Histones and Peroxisomal Membrane Protein Localization in Indian Muntjac Cells - An adherent culture of Indian Muntjac cells was fixed, permeabilized, blocked with 10 percent normal goat serum, and treated with a cocktail of mouse anti-histones (pan) and rabbit anti-PMP 70 (peroxisomal membrane protein) primary antibodies, followed by goat anti-mouse and anti-rabbit secondary antibodies (IgG) conjugated to Texas Red and Alexa Fluor 488, respectively. Alexa Fluor 350 conjugated to a phallotoxin, phalloidin, was utilized to counterstain the actin cytoskeleton.
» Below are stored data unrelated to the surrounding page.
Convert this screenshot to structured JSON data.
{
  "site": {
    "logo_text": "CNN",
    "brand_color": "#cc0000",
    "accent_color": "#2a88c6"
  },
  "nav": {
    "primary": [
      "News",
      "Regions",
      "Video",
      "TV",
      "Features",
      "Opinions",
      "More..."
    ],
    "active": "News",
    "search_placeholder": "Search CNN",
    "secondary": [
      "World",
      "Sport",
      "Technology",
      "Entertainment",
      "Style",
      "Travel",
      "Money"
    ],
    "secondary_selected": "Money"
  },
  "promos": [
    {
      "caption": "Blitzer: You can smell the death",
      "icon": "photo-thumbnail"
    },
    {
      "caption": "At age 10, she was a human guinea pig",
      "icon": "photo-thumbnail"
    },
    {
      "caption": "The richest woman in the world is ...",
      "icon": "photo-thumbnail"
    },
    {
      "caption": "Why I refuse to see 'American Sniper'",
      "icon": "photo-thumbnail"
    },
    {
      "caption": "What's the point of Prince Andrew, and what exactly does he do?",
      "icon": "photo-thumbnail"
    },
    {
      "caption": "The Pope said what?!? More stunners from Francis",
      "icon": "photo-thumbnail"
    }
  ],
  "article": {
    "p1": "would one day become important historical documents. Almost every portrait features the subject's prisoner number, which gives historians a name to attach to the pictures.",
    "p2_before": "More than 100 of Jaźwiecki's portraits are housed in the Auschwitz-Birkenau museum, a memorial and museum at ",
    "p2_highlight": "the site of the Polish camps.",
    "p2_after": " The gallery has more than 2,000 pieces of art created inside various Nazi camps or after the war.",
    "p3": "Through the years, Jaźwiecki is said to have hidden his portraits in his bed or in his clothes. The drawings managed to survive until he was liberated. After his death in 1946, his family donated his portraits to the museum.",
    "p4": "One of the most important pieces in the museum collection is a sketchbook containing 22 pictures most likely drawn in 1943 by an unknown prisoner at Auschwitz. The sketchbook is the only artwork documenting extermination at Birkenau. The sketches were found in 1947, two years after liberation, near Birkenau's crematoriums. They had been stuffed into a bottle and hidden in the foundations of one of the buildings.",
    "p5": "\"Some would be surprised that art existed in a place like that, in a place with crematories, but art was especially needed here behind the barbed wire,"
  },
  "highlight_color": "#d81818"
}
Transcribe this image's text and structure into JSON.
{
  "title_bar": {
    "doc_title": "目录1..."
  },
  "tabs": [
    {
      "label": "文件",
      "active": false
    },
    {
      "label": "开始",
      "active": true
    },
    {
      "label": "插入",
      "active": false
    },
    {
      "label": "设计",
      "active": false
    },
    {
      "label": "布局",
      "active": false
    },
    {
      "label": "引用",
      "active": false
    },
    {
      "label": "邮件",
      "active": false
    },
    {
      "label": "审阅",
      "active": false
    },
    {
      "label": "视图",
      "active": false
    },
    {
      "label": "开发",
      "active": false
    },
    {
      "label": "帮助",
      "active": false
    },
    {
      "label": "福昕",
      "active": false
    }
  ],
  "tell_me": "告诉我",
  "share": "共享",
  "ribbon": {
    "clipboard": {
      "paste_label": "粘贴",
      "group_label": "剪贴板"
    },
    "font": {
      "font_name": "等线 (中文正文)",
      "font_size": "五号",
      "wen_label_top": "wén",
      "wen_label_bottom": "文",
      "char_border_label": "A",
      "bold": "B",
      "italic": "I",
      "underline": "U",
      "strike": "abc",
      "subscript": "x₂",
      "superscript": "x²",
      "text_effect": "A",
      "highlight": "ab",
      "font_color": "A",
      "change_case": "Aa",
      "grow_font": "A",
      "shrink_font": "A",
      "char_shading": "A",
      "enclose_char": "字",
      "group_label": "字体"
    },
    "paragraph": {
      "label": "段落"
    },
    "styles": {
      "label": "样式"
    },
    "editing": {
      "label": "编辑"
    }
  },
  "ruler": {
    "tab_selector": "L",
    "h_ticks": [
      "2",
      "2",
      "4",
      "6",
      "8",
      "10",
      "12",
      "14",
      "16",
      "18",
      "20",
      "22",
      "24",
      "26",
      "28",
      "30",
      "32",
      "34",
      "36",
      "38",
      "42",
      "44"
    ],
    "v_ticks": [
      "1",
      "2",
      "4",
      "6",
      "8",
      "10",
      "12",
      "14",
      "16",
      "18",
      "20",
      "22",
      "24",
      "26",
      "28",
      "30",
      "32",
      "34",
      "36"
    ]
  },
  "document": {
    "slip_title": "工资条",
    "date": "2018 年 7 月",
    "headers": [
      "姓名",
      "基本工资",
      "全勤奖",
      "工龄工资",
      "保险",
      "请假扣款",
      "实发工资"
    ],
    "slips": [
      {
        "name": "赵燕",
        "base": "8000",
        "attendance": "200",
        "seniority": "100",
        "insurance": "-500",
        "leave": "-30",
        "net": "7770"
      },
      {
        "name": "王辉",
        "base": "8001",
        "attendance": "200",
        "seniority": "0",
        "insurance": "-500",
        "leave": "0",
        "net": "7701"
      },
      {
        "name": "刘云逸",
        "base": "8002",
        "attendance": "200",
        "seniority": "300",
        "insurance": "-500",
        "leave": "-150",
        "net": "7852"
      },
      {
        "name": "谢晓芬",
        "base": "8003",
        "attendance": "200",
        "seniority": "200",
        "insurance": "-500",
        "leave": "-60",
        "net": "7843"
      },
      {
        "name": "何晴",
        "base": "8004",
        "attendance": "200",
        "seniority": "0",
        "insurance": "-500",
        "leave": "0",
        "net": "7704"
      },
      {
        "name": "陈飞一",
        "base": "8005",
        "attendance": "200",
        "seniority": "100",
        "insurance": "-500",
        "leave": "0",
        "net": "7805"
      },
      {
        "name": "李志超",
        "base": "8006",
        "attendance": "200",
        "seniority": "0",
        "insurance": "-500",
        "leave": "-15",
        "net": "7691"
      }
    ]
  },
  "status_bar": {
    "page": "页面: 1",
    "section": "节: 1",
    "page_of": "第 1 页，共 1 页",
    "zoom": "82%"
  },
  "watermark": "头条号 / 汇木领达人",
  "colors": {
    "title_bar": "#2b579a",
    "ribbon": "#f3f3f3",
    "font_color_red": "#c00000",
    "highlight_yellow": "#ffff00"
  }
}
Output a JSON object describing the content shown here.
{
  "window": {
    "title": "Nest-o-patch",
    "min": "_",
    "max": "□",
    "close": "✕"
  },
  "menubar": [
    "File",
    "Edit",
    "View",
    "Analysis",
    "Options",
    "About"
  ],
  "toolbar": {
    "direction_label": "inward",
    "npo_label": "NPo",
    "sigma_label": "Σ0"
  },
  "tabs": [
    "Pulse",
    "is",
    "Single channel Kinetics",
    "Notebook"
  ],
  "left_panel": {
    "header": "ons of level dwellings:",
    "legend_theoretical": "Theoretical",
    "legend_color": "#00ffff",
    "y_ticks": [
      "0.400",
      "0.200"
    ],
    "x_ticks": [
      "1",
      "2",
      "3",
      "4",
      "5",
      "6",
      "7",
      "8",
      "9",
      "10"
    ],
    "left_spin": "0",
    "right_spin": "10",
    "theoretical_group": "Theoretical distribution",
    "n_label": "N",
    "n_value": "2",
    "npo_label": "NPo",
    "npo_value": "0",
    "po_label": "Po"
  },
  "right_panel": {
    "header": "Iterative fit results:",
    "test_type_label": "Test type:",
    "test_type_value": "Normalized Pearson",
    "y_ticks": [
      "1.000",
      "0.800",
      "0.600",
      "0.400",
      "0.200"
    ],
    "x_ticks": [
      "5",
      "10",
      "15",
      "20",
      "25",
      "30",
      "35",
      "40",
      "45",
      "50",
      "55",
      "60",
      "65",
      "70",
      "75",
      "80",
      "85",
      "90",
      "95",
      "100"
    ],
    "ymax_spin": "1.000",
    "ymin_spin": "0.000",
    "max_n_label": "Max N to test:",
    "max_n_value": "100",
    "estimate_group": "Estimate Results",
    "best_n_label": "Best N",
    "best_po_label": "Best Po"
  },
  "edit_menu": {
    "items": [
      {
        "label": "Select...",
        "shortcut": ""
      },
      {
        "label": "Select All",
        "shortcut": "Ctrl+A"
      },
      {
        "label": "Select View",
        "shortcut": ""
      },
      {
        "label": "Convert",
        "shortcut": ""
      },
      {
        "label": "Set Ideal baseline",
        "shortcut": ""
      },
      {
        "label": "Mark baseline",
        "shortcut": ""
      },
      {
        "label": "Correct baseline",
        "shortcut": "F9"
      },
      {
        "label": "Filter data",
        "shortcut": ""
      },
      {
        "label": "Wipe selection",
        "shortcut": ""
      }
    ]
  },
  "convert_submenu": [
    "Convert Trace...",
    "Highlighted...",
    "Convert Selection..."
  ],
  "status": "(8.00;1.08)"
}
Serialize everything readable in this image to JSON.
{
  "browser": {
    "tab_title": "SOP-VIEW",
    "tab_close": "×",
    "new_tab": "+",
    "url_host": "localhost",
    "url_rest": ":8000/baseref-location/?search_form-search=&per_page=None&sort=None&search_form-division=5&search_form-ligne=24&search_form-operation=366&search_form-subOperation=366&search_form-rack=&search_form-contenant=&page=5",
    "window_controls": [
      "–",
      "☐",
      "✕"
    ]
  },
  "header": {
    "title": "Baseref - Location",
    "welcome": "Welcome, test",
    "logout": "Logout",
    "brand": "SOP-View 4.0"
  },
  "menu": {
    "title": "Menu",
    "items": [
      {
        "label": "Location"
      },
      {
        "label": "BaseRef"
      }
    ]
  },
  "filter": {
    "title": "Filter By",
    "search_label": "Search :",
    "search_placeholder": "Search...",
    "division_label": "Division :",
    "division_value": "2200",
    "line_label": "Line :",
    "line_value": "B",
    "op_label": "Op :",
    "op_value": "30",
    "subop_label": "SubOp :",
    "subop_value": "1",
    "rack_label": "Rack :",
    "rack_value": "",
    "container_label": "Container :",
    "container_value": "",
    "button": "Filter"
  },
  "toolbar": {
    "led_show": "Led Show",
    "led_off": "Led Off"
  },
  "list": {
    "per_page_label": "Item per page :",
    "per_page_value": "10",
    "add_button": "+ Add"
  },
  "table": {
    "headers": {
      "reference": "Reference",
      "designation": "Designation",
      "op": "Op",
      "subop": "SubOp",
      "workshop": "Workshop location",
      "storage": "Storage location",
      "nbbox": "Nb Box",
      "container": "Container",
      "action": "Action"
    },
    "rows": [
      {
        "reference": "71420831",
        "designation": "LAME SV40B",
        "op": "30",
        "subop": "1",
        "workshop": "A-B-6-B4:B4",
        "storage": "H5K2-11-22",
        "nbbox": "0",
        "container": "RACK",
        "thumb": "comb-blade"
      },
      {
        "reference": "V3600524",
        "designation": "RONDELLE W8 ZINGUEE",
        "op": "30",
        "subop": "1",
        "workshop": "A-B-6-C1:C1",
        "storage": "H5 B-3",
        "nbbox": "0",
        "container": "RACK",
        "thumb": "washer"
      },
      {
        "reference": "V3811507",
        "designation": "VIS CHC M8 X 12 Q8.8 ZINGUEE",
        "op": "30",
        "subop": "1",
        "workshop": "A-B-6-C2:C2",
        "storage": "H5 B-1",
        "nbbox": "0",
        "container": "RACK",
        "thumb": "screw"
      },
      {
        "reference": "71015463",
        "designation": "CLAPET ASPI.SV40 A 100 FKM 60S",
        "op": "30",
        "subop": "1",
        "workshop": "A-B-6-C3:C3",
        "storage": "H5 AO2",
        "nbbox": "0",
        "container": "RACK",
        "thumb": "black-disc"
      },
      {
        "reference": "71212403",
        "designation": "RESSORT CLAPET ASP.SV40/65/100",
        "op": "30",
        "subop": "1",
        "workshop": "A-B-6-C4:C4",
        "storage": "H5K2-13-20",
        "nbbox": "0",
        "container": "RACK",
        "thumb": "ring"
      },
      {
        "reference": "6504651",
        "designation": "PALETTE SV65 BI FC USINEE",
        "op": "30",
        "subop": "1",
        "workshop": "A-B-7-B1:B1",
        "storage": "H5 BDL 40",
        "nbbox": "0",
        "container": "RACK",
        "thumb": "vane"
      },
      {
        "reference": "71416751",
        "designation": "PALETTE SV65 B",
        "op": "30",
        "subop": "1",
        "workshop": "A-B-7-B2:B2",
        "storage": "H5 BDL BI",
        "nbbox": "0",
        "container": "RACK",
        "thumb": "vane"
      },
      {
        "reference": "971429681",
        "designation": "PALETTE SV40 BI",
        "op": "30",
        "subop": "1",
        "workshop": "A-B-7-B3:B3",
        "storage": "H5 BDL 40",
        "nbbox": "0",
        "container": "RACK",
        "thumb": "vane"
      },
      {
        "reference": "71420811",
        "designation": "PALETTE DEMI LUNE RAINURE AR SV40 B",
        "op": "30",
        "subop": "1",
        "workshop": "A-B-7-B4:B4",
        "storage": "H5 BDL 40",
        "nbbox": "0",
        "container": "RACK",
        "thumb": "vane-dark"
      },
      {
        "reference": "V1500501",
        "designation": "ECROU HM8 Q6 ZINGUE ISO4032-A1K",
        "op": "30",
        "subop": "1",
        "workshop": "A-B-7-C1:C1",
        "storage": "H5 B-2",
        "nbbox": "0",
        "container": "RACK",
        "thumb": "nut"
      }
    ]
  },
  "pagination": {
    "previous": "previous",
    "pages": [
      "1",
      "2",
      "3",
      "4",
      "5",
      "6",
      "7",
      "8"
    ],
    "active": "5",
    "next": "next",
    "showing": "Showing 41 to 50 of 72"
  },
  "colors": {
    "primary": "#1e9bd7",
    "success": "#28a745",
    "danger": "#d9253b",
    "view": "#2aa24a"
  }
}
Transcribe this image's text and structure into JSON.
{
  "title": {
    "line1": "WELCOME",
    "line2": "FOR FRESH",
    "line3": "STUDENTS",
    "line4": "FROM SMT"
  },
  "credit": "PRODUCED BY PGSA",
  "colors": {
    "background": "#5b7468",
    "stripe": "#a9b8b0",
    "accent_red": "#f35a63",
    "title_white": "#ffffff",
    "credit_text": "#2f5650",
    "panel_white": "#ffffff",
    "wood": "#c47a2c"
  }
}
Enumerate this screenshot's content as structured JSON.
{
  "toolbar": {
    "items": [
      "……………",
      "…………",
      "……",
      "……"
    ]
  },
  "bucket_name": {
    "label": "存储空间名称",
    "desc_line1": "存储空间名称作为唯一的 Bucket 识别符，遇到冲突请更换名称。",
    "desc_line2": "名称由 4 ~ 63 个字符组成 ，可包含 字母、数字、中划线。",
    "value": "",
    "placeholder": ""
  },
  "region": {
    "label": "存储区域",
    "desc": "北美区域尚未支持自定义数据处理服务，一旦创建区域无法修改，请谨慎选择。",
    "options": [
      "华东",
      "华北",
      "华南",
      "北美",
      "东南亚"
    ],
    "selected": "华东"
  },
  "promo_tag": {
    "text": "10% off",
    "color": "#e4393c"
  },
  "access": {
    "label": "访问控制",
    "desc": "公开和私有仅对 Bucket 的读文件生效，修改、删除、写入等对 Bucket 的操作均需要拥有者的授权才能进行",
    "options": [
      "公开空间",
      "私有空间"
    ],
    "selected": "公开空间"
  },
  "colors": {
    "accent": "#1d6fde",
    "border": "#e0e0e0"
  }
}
Targeting the F-Actin and Mitochondrial Networks in Muntjac Fibroblast Cultures - The monolayer Indian Muntjac cell culture presented in this section was labeled for the cytoskeletal filamentous actin and intracellular mitochondrial networks with Alexa Fluor 488 conjugated to phalloidin and MitoTracker Red CMXRos, respectively. Nuclei present in the fibroblasts were counterstained with the DNA-selective bisbenzimide dye, Hoechst 33342.

Proximity of the Peroxisomes to the Filamentous Actin Network in Indian Muntjac Cells - The peroxisomes present in the Indian Muntjac fibroblast cell culture featured in this section were immunofluorescently labeled with Cy2 conjugated to goat secondary antibody fragments directed against rabbit primary antibodies to peroxisomal membrane protein 70 (PMP 70), a major peroxisomal membrane polypeptide. In addition, the culture was labeled for F-actin with Alexa Fluor 568 conjugated to phalloidin and for DNA with the nucleic acid stain DAPI.